Zines

Nothing Was The Cause of Their Deaths

All across the United States, mass incarceration is taking the lives and livelihood of individuals and families. Legally innocent people are dying in government custody at an alarming rate. In 2022, 27 people died in Harris County jails. Inspired by a year-long residency with Civil Rights Corps – where award-winning writer KB Brookins met with lawyers, community organizers, and artists working on ending the Harris County jail crisis. Nothing Was the Cause of Their Deaths examines the jail system for what it is, bringing special attention to the atrocities that have been normalized in Harris County using research and the craft of poetry. Nothing Was the Cause of Their Deaths is a indictment of corrupt jail systems, as well as a homage to those demanding justice for themselves and their communities in Harris County and around the nation. This zine was released in June 2023.

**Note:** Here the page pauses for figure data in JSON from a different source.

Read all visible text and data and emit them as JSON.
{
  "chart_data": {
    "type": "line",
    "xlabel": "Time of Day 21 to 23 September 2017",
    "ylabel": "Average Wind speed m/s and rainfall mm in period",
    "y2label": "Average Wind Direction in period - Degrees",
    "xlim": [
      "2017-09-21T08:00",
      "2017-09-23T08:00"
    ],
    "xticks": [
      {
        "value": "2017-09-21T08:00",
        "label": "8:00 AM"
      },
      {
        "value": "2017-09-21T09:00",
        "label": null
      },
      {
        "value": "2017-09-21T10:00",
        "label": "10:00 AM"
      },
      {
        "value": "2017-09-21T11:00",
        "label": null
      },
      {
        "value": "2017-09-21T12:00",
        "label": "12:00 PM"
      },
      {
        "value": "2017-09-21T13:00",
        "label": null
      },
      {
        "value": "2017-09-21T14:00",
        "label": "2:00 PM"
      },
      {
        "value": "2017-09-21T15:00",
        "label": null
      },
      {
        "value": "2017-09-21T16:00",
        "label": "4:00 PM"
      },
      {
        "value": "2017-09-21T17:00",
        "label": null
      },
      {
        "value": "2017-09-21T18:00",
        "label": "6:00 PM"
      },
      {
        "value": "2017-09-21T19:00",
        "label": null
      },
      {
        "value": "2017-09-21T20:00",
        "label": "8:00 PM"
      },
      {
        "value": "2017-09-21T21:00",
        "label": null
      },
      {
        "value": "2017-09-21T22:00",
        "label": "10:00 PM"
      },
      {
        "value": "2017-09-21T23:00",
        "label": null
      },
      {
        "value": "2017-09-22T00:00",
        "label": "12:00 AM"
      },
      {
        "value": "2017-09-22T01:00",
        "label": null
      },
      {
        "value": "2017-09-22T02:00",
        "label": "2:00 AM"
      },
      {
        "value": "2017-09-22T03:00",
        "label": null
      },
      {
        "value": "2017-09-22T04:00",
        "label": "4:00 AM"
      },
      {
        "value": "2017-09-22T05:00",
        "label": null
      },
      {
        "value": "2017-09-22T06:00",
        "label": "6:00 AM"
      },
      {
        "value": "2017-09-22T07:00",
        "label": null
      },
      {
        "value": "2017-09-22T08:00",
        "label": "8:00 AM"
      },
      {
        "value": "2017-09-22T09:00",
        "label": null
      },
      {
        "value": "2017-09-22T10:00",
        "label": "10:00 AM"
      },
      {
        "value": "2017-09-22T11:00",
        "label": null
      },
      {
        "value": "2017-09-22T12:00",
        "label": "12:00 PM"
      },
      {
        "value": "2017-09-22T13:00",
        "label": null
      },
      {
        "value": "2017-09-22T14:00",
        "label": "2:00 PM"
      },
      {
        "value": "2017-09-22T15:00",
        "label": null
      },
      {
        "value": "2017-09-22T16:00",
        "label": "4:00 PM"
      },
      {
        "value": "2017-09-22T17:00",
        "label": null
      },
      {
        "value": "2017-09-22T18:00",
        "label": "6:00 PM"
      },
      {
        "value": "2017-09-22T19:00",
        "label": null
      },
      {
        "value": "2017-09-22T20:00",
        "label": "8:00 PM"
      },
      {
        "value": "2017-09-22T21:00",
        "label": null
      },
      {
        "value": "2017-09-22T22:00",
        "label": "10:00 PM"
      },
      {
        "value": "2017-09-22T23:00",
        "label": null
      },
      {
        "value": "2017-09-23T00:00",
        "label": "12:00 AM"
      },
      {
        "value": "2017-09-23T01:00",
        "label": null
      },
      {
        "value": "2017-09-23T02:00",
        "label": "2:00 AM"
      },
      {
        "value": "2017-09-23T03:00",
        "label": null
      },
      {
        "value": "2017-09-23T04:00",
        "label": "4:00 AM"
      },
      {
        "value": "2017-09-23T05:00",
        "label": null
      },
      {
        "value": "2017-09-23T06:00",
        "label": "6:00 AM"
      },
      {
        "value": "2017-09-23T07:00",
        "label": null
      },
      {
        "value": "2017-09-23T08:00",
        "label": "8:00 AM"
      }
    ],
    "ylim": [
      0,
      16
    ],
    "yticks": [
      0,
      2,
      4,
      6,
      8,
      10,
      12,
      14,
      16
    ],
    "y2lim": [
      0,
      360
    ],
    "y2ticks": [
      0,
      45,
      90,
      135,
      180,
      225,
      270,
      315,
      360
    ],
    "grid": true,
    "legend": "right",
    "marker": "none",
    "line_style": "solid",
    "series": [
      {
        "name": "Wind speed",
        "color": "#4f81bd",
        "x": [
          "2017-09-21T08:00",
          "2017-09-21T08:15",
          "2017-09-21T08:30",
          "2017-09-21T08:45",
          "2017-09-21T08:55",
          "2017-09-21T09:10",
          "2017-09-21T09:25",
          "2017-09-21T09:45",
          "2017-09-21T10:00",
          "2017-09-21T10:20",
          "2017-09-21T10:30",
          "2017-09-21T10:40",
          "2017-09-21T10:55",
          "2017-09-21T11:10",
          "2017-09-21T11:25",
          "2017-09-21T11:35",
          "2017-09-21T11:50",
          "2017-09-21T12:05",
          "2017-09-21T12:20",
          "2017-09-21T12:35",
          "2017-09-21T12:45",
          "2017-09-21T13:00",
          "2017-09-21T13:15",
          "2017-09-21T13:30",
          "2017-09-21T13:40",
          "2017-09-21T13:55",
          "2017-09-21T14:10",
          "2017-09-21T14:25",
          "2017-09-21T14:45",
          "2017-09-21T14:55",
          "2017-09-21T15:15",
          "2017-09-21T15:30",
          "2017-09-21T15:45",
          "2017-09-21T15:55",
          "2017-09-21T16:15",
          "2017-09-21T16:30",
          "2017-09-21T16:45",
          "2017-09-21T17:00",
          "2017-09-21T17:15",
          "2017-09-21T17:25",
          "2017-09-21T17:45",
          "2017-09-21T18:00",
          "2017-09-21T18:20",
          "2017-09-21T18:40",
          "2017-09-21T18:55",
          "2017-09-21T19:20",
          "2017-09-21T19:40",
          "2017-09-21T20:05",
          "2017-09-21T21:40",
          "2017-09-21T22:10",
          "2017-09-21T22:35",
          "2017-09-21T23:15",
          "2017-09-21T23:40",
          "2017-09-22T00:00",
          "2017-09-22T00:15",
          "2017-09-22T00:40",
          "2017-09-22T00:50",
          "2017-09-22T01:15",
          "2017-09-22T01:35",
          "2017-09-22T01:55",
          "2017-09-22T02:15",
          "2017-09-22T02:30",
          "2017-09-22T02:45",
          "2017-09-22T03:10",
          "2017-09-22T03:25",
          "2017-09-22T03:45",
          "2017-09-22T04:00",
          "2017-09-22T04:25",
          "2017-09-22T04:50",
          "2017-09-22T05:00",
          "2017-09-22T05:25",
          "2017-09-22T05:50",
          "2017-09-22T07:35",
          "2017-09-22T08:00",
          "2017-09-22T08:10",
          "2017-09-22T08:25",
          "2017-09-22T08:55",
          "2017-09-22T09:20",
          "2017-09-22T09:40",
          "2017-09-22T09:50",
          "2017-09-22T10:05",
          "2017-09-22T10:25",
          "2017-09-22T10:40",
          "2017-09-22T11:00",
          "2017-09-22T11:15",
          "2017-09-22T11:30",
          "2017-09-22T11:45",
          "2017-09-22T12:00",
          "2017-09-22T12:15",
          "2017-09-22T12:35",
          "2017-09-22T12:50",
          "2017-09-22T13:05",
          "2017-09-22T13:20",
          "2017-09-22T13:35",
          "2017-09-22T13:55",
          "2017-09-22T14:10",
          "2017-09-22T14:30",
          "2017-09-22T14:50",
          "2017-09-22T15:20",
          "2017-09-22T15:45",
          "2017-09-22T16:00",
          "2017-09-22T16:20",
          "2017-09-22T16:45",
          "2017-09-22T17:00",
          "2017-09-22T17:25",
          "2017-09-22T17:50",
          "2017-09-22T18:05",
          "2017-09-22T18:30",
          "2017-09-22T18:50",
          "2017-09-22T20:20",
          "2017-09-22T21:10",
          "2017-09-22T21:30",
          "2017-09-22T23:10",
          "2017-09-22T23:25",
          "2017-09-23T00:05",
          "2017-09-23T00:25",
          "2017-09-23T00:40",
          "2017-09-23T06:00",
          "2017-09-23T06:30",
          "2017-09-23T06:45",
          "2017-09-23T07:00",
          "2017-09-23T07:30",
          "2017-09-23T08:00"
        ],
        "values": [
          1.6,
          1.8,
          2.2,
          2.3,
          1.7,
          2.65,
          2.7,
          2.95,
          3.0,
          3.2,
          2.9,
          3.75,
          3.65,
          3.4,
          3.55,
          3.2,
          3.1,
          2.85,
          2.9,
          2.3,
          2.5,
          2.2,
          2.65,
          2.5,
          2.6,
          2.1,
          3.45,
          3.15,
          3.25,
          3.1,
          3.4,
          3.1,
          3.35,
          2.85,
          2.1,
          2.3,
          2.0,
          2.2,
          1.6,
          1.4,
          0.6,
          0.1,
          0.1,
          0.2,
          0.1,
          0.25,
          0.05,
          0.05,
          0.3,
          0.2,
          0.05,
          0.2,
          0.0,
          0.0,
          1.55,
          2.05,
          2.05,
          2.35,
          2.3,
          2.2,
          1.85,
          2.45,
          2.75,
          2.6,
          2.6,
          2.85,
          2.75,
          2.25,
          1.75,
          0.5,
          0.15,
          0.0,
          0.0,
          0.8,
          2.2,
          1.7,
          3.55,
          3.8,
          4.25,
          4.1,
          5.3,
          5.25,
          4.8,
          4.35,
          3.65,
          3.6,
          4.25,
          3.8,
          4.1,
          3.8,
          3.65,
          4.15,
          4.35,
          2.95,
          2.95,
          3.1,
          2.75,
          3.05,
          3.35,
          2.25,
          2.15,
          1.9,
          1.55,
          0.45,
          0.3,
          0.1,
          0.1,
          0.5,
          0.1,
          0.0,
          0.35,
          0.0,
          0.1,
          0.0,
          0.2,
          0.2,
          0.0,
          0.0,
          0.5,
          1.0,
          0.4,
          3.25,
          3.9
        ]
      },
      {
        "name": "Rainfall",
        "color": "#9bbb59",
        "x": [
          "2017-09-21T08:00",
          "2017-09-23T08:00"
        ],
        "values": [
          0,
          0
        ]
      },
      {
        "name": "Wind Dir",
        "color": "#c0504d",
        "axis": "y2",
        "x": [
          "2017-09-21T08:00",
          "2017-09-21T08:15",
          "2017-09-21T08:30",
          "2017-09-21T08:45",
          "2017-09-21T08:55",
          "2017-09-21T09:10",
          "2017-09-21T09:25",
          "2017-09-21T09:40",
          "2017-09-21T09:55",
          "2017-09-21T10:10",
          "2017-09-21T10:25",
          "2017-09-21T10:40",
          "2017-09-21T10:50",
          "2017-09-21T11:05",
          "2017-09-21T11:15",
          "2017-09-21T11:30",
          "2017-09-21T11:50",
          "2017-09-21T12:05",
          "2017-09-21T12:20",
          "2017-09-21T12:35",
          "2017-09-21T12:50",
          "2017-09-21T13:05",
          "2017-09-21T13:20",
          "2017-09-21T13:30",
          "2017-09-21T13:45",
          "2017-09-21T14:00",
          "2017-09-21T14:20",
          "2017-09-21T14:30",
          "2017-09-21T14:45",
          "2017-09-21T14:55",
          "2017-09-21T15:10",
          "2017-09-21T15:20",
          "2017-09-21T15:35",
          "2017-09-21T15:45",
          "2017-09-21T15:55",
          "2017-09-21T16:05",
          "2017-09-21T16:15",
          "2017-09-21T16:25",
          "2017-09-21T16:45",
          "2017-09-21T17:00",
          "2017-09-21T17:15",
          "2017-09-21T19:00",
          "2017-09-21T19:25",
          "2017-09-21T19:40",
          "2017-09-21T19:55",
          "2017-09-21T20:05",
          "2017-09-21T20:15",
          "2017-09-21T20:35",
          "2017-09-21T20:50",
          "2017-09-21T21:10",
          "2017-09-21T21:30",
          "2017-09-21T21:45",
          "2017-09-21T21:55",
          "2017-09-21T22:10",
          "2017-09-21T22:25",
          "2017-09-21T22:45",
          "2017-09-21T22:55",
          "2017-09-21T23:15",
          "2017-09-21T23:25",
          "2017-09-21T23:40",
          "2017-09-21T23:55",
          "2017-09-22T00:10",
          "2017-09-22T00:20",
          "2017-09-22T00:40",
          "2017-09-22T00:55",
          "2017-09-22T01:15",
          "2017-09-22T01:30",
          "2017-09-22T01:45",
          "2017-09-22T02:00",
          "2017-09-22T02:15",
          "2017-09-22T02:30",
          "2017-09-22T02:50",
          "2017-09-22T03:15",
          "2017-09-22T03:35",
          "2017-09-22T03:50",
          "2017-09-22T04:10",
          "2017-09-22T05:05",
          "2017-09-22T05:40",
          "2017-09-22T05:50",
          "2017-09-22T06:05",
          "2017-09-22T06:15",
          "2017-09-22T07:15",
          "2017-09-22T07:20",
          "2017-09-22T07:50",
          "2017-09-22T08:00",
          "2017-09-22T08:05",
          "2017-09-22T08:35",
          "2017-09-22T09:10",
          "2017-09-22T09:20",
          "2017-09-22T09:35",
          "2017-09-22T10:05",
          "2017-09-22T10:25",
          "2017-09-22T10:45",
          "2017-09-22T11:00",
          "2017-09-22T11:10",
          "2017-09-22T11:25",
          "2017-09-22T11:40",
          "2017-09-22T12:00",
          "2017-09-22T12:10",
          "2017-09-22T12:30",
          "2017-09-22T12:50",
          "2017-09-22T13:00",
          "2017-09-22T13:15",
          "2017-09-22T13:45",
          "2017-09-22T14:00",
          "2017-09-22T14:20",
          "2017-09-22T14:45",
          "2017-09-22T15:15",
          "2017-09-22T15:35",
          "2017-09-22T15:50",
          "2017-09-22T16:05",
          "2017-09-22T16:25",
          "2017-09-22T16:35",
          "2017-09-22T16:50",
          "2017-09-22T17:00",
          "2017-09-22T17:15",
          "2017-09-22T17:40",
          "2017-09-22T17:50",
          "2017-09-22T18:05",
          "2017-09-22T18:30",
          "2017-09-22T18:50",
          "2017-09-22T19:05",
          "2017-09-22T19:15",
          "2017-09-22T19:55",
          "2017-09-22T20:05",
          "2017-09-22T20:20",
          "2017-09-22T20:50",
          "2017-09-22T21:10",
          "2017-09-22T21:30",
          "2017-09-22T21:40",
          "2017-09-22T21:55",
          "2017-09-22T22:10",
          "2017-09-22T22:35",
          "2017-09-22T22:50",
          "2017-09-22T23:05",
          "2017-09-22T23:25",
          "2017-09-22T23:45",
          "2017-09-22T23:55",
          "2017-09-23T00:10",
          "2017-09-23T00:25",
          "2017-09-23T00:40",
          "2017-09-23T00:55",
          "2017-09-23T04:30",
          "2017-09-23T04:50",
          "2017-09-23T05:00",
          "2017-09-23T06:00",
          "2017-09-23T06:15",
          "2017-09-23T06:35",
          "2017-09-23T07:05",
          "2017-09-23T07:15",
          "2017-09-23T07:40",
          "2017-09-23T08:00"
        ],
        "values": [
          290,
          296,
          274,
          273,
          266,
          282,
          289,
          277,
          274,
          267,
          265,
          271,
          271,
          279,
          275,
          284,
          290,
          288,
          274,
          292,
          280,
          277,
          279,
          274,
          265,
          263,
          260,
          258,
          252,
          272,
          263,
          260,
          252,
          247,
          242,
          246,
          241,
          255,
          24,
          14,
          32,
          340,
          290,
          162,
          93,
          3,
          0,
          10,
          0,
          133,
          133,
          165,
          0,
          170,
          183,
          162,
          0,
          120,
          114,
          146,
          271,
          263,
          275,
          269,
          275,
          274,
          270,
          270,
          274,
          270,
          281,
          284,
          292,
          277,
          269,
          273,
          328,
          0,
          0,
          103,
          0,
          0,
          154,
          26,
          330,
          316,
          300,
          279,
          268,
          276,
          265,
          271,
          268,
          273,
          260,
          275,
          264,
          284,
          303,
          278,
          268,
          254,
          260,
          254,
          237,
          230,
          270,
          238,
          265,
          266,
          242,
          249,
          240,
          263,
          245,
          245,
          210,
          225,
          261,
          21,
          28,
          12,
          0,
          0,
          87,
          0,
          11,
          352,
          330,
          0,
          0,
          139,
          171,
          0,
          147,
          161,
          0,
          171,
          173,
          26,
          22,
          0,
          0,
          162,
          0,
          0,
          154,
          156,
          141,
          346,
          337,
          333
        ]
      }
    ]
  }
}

Copies of Nothing Was the Cause of Their Deaths are available via the links below, and through either the Texas After Violence Project or the Houston Abolitionist Collective.

Cover by Jazz Bell

A New Relationship to Pain

A 17-page zine of poems on transitioning during the global COVID-19 pandemic by KB Brookins, initially released through LibroMobile in 2021. This zine an early glimpse into pieces that would eventually make up KB’s books, How To Identify Yourself with a Wound and Freedom House.

Remaining physical copies of this zine are available to check out at the University of Texas at Austin’s Black Queer Studies Collection

Cover by @drunkbruja

In Another Life

A collaborative, 16-page zine between KB Brookins and Bei Jie Si (also known as Jazz Bell) that was initially released through a 50-copy run in 2019. This zine details poems and images centering Blackness, sapphic longing, and gentrification. This zine an early glimpse into pieces that would eventually make up KB’s books, How To Identify Yourself with a Wound and Freedom House.